Book review: Touching memoir of EB sufferer’s life

When she was born, Emma’s parents were told she wouldn’t survive infancy yet, despite countless obstacles, aged 41, she is now the oldest Irish person living with butterfly skin
Book review: Touching memoir of EB sufferer’s life

Emma Fogarty with one of one of her most supportive friends, Colin Farrell, at the premiere of 'The Banshees of Inisherin' at the Lighthouse Cinema, Smithfield, Dublin, in 2022. File picture: Andres Poveda

  • Being Emma 
  • Emma Fogarty 
  • Merrion Press, €15.99 

Emma Fogarty’s memoir has the subtitle — Living my Best Life with Butterfly Skin — and it lives up to that promise. 

She was born with a very rare condition called epidermolysis bullosa (EB) which means her skin is as fragile as a butterfly’s wings. 

EB is an incurable genetic condition that affects the body’s largest organ, the skin. 

It means that people living with EB are missing the essential proteins that bind the skin’s layers together, so any minor friction, movement, or trauma causes it to break, tear, and blister.

Emma describes it: “Doctors sometimes remark that EB wounds are similar to third-degree burns … the difference is your burns heal, your skin scars and gets better, and your pain eventually goes away.

“For me it never does. Just being is painful. Just sitting down, moving to wake a dead leg, turning in my sleep is enough to break the skin.”

When she was born, Emma’s parents were told she wouldn’t survive infancy yet, despite countless obstacles, aged 41, she is now the oldest Irish person living with the condition. About 300 people in Ireland suffer from it.

Many of us were first made aware of Emma and her condition when Colin Farrell ran the Dublin Marathon in 2024 — pushing Emma in her wheelchair for the final 4km — and raised a million for Debra, the butterfly skin charity. 

He is one of her most supportive friends.

Hollywood star Colin Farrell meets friend Emma Fogarty 4km from the finish line of the Irish Life Dublin Marathon in October 2024, completing a mammoth fundraising drive for Debra. File picture: Alejandra Livschitz/ Debra
Hollywood star Colin Farrell meets friend Emma Fogarty 4km from the finish line of the Irish Life Dublin Marathon in October 2024, completing a mammoth fundraising drive for Debra. File picture: Alejandra Livschitz/ Debra

Emma is an inspiration, despite her relentless suffering, with days of agonising pain, she comes across as determined to lead as full a life as possible. 

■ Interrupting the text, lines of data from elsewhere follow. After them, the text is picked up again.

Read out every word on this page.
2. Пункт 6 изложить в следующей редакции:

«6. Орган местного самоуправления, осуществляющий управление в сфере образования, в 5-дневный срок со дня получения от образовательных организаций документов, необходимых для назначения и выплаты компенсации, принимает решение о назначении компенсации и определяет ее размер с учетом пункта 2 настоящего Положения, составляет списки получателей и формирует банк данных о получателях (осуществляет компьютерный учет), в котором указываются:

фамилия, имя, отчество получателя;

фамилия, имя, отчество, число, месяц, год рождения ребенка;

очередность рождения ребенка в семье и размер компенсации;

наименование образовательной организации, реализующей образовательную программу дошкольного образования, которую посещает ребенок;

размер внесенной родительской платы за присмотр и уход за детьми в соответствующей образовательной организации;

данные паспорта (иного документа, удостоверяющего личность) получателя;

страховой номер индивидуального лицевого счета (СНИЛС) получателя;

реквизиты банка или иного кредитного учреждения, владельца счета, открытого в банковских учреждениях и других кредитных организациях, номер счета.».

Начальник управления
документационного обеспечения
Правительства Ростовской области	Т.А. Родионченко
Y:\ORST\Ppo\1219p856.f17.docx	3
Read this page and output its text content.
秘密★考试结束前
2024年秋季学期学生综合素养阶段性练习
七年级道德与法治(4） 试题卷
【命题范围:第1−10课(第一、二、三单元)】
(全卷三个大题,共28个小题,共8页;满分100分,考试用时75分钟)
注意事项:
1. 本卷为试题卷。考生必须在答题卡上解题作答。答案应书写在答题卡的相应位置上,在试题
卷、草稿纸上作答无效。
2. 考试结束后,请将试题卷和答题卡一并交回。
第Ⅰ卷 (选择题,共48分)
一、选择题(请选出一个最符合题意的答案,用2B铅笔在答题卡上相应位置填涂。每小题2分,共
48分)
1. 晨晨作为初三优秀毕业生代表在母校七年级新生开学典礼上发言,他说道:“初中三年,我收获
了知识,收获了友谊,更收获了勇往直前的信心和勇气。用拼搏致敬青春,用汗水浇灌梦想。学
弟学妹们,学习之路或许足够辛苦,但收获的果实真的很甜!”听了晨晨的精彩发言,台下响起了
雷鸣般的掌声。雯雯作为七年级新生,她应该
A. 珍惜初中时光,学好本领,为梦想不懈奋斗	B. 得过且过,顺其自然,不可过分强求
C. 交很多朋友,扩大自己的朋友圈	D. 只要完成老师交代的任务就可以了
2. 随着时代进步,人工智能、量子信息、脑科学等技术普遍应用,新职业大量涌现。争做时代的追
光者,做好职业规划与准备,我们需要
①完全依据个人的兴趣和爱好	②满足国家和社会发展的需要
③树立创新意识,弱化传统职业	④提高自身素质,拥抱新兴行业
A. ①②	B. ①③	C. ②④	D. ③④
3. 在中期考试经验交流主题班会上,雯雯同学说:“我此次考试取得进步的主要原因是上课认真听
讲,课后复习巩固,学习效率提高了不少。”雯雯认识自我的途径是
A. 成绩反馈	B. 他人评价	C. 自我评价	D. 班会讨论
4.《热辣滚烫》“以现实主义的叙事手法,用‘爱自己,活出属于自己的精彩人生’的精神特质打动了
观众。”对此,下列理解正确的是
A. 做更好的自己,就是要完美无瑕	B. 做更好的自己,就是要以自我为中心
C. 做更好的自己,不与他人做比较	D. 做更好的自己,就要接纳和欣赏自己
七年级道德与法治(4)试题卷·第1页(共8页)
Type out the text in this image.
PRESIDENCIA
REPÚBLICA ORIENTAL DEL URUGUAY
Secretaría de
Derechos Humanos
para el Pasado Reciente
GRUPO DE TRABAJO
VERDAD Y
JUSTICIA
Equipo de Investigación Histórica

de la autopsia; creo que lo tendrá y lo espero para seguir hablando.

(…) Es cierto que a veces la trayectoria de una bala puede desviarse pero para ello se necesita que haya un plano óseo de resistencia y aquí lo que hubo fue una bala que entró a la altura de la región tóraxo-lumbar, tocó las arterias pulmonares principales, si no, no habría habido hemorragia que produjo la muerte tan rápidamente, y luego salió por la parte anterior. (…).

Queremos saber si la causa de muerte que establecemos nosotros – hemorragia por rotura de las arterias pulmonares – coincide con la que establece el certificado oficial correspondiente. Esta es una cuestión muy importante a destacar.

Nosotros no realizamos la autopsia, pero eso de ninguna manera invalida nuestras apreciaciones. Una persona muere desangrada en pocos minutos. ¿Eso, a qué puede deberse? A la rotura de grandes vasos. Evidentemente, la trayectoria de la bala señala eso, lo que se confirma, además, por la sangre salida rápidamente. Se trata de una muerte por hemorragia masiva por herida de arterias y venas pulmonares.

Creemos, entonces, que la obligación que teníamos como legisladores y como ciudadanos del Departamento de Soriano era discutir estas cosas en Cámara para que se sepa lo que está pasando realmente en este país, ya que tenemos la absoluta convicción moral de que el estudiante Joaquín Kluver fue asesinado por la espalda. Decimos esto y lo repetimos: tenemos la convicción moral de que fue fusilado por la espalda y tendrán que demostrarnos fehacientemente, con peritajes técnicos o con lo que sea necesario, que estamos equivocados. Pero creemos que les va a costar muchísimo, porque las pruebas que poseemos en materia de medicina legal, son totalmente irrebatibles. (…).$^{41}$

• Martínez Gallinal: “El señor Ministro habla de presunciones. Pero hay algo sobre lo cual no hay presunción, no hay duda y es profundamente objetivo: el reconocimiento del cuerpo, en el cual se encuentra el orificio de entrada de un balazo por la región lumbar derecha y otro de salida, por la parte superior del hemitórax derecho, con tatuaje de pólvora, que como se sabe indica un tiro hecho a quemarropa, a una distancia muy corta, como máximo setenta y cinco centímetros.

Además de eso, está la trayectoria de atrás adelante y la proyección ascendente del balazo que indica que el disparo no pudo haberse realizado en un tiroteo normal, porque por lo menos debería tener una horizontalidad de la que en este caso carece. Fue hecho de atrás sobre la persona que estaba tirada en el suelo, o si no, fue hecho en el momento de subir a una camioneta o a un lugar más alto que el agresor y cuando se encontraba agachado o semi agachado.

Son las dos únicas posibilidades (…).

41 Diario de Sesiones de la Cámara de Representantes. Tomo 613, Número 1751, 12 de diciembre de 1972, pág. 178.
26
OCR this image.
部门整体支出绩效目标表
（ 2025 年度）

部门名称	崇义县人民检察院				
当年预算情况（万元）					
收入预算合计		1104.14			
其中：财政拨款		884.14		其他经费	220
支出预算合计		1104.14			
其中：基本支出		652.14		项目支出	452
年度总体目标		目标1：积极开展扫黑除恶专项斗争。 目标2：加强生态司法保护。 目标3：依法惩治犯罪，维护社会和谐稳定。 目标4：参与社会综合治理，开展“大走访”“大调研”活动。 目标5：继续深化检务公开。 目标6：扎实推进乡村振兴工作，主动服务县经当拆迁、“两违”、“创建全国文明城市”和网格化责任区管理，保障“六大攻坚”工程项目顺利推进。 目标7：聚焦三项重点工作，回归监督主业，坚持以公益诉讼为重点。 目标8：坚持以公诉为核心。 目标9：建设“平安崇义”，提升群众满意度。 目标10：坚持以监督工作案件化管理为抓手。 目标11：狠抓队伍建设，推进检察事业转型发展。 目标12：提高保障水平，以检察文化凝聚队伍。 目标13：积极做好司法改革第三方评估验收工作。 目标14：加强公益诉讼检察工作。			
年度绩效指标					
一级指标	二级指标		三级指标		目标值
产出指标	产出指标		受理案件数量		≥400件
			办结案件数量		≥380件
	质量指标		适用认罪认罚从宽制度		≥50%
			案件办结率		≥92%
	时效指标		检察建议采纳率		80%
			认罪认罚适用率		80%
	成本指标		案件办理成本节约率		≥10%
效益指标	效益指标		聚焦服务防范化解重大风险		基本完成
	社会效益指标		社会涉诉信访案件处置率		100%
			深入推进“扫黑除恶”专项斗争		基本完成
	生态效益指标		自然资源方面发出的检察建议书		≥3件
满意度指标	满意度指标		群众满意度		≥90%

She loves going to concerts and spending time with friends. 

She is very honest in her memoir, giving details of how her condition has progressed over the years and telling us how much she hated losing her independence when she had to start using a wheelchair.

Shortly after she was born her Nana Fogarty found a little boy in Limerick suffering from EB, and her parents went to meet him. 

“Just seeing Bobby there so happy gave my parents real hope. It also gave them something else: a connection to another family who knew exactly what they were going through.”

Bobby became Emma’s best friend, for years he encouraged her to keep going, his motto was Carpe Diem (seize the day). 

Sadly, he died in his twenties, and the chapters devoted to her loss are among the most moving in her memoir.

Moving, in a very different way, are the chapters about her time at secondary school, where she was cruelly bullied and isolated. 

She had been very happy at primary, where the staff and students were always welcoming and supportive.

 It is beyond comprehension how cruel those girls were, and most of the staff at the secondary school weren’t much better. Reading about that period in her life will enrage you.

The reader cannot help empathising with Emma and her lifelong struggles. She is honest about the pain her condition causes, but never moans. 

One of the worst challenges is the effect it has on swallowing and how it has worsened, so her diet has become extremely restricted. Yet she presents this as her reality.

“I have EB, but it is not me; EB is not who I am. EB is a condition I have. But I am not my skin. I am Emma.”

Emma and her ghost writer Liosa McNamara must be commended for writing such a touching memoir.

Despite all the challenges and pain, Emma battles on, enjoying her life, surrounded and supported by her wonderful family and friends.